前記の芳香族ビスフェノール類としては、2,2−ビス(4−ヒドロキシフェニル)プロパン、2,2−ビス(4−ヒドロキシ−3,5−ジメチルフェニル)プロパン、2,2−ビス(4−ヒドロキシ−3,5−ジエチルフェニル)プロパン、2,2−ビス(4−ヒドロキシ−(3,5−ジフェニル)フェニル)プロパン、2,2−ビス(4−ヒドロキシ−3,5−ジブロモフェニル)プロパン、2,2−ビス(4−ヒドロキシフェニル)ペンタン、2,4’−ジヒドロキシ−ジフェニルメタン、ビス(4−ヒドロキシフェニル)メタン、ビス(4−ヒドロキシ−5−ニトロフェニル)メタン、1,1−ビス(4−ヒドロキシフェニル)エタン、3,3−ビス(4−ヒドロキシフェニル)ペンタン、1,1−ビス(4−ヒドロキシフェニル)シクロヘキサン、ビス(4−ヒドロキシフェニル)スルホン、2,4’−ジヒドロキシジフェニルスルホン、ビス(4−ヒドロキシフェニル)スルフィド、4,4’−ジヒドロキシジフェニルエーテル、4,4’−ジヒドロキシ−3,3’−ジクロロジフェニルエーテル、9,9−ビス(4−(2−ヒドロキシエトキシ−2−メチル)フェニル)フルオレン、9,9−ビス(4−ヒドロキシフェニル)フルオレン、9,9−ビス(4−ヒドロキシ−2−メチルフェニル)フルオレン等が挙げられる。

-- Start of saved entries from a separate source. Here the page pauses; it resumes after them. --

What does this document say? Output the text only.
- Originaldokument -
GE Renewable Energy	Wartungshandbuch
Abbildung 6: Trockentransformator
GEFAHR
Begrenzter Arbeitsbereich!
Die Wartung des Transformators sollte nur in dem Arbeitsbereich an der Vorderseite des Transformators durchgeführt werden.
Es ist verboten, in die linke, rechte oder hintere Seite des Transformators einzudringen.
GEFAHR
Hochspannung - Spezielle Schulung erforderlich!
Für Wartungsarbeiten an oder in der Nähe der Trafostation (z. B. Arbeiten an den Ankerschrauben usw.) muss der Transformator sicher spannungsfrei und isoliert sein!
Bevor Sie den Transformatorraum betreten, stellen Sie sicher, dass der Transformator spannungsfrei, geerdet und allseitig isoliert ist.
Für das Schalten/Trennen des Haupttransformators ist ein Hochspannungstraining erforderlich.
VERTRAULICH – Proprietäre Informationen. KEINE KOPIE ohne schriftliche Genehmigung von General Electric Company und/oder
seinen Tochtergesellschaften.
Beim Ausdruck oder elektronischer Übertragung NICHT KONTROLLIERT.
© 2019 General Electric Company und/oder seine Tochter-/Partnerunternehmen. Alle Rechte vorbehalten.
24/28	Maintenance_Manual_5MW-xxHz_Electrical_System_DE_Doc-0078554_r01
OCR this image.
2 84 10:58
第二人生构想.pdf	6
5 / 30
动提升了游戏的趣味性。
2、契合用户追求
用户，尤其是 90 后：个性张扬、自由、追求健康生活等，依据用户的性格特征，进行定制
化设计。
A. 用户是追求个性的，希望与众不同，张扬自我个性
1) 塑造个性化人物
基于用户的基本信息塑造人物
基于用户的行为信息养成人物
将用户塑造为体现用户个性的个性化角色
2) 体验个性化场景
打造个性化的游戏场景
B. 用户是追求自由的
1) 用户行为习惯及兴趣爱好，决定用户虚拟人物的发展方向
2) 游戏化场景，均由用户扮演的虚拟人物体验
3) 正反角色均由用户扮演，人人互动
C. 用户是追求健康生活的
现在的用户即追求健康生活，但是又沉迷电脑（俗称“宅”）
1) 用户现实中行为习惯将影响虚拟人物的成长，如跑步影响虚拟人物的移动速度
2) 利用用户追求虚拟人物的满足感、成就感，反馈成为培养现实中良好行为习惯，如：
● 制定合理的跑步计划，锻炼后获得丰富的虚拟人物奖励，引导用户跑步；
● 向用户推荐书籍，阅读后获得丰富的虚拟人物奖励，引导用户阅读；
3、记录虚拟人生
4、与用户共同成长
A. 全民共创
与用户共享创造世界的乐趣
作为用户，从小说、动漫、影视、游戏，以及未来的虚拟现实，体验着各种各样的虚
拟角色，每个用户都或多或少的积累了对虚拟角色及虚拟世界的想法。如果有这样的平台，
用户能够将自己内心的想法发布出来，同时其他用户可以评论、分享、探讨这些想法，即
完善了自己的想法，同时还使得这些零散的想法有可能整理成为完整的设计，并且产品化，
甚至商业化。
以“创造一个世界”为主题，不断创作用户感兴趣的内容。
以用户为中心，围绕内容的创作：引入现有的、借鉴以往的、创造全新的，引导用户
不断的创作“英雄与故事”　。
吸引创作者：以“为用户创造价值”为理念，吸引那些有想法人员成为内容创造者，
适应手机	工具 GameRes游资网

これらは得られるポリカーボネート樹脂の要求性能に応じて、単独で用いてもよく、2種以上を組み合わせて用いてもよい。中でも、ポリカーボネート樹脂の耐光性の観点からは、分子構造内に芳香環構造を有しないジヒドロキシ化合物、即ち脂肪族炭化水素のジヒドロキシ化合物や、脂環式炭化水素のジヒドロキシ化合物が好ましく、これらを併用してもよい。
この脂肪族炭化水素のジヒドロキシ化合物としては、特に1,3−プロパンジオール、1,4−ブタンジオール、1,5−ヘプタンジオール、1,6−ヘキサンジオール等の炭素数3〜6で両末端にヒドロキシ基を有する直鎖脂肪族炭化水素のジヒドロキシ化合物が好ましく、脂環式炭化水素のジヒドロキシ化合物としては、特に1,2−シクロヘキサンジメタノール、1,3−シクロヘキサンジメタノール、1,4−シクロヘキサンジメタノール、トリシクロデカンジメタノールが好ましく、より好ましいのは、1,2−シクロヘキサンジメタノール、1,3−シクロヘキサンジメタノール、1,4−シクロヘキサンジメタノールなどのシクロヘキサン構造を有するジヒドロキシ化合物であり、最も好ましいのは1,4−シクロヘキサンジメタノールである。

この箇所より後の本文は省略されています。